Jewish Communal Professionals of Southern California (JCPSC) held its largest annual dinner in years last month, when more than 250 people gathered to honor Jewish Federation of Greater Los Angeles President John Fishel and six other honorees.
Fishel, who leaves his post at the end of 2009 after 17 years of service, received the career achievement award from JCPSC, an organization founded in 1975 that provides resources, professional development and networking opportunities to those who work in the Jewish community.
Over the last three years, JCPSC President Michael Hirschfeld has transformed the organization into one of increasing relevance and interest to its 250 members — up from 150 when he started.
Hirschfeld spent the first 20 years of his career with the Jewish Community Relations Committee at The Jewish Federation, and then worked for the American Technion Society. His position with JCPSC was a volunteer post.
“Michael did a fantastic job over the last three years, really taking this organization to a new level,” said Bill Kaplan, director of the Shalom Institute, who took the presidential gavel from Hirschfeld at the dinner. “It’s exciting for professionals to see the variety of programs and conferences and technology and information that is now available.”
Hirschfeld focused his tenure on leadership development, buffeting the executive committee and creating serial programming on relevant topics, such as fundraising, the new era of social networking and becoming a consultant. He involved lay leadership, having high-profile philanthropists host some events, and created a network with Tel Aviv fundraisers.

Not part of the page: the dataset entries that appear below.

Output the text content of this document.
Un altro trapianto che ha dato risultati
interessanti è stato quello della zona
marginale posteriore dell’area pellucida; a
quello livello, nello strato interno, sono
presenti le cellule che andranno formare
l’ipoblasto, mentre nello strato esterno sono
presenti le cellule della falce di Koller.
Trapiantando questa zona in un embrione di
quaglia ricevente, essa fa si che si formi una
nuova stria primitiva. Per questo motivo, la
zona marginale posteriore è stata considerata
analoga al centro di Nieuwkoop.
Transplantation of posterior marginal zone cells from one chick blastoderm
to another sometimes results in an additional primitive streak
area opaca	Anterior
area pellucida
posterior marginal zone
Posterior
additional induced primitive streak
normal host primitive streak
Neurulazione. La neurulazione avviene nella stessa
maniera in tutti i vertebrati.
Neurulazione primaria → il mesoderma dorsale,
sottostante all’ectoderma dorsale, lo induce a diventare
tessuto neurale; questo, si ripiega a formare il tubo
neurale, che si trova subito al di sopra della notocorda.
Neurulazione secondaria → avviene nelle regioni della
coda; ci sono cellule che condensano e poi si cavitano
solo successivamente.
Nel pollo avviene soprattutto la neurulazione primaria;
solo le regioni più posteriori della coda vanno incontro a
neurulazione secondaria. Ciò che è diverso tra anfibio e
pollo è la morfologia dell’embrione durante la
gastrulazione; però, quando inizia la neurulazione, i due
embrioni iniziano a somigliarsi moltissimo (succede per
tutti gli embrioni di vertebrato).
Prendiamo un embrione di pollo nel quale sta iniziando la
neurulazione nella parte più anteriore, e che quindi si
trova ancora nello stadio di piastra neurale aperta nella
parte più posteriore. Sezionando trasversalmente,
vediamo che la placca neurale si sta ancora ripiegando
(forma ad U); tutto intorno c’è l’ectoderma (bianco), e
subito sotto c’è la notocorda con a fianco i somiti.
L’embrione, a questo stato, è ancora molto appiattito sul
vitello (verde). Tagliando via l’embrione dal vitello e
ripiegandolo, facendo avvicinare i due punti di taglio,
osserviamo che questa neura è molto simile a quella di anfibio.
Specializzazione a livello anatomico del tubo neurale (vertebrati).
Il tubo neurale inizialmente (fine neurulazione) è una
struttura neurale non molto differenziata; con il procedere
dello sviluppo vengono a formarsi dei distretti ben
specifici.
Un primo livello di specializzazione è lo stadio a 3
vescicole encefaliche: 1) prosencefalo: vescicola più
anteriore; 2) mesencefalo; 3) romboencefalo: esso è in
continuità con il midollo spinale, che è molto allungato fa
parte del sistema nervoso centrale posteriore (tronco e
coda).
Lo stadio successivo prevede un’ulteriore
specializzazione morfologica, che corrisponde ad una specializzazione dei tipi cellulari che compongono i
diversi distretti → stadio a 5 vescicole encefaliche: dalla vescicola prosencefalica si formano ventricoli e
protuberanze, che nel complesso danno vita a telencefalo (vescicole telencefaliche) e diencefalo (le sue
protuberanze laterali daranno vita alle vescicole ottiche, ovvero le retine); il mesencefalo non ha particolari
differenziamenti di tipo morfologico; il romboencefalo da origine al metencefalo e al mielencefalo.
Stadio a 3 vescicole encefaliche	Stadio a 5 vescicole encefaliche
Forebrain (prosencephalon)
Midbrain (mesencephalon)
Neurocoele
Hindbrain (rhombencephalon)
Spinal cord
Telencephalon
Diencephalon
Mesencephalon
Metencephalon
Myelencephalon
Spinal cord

Kaplan, excited to build on what Hirschfeld began, is creating a NexGen committee and is continuing a mentorship program. Kaplan said many high level professionals are joining the executive committee as the organization gains cachet.
Kaplan plans to focus his tenure on professional development, exploring topics such as marketing, using technology and achieving work/life balance. The programming year kicks off Nov. 5 with a conference at the Shalom Institute in Malibu.
“We are creating value so people will naturally want to join and be involved,” Kaplan said.
Along with Fishel, six other professionals were honored at the June 16 dinner at Sephardic Temple.
Miriam Prum Hess, director of capacity building for the Bureau of Jewish Education, received the Alan J. Kassin Award for Outstanding Professional Achievement.
The Award for Professional Excellence in Fundraising went to Karen Schetina, director of annual resource development for Jewish Family Service. The Bobbi Asimow Award for Professional Mentorship went to Rhoda Weisman, founding executive director of the Professional Leaders Project.
The Dora & Charles Mesnick Award for Excellence in Senior Programming went jointly to social worker Karen Leaf, director of the Valley Storefront Senior Center of Jewish Family Service, and to Susan Leitch, community manager of the Los Angeles Jewish Home.
Marsha Katz Rothpan, senior program officer of the Synaplex Initiative, a program of Synagogue Renewal and Transformation, received the Mark Meltzer New and Innovative Programming Award.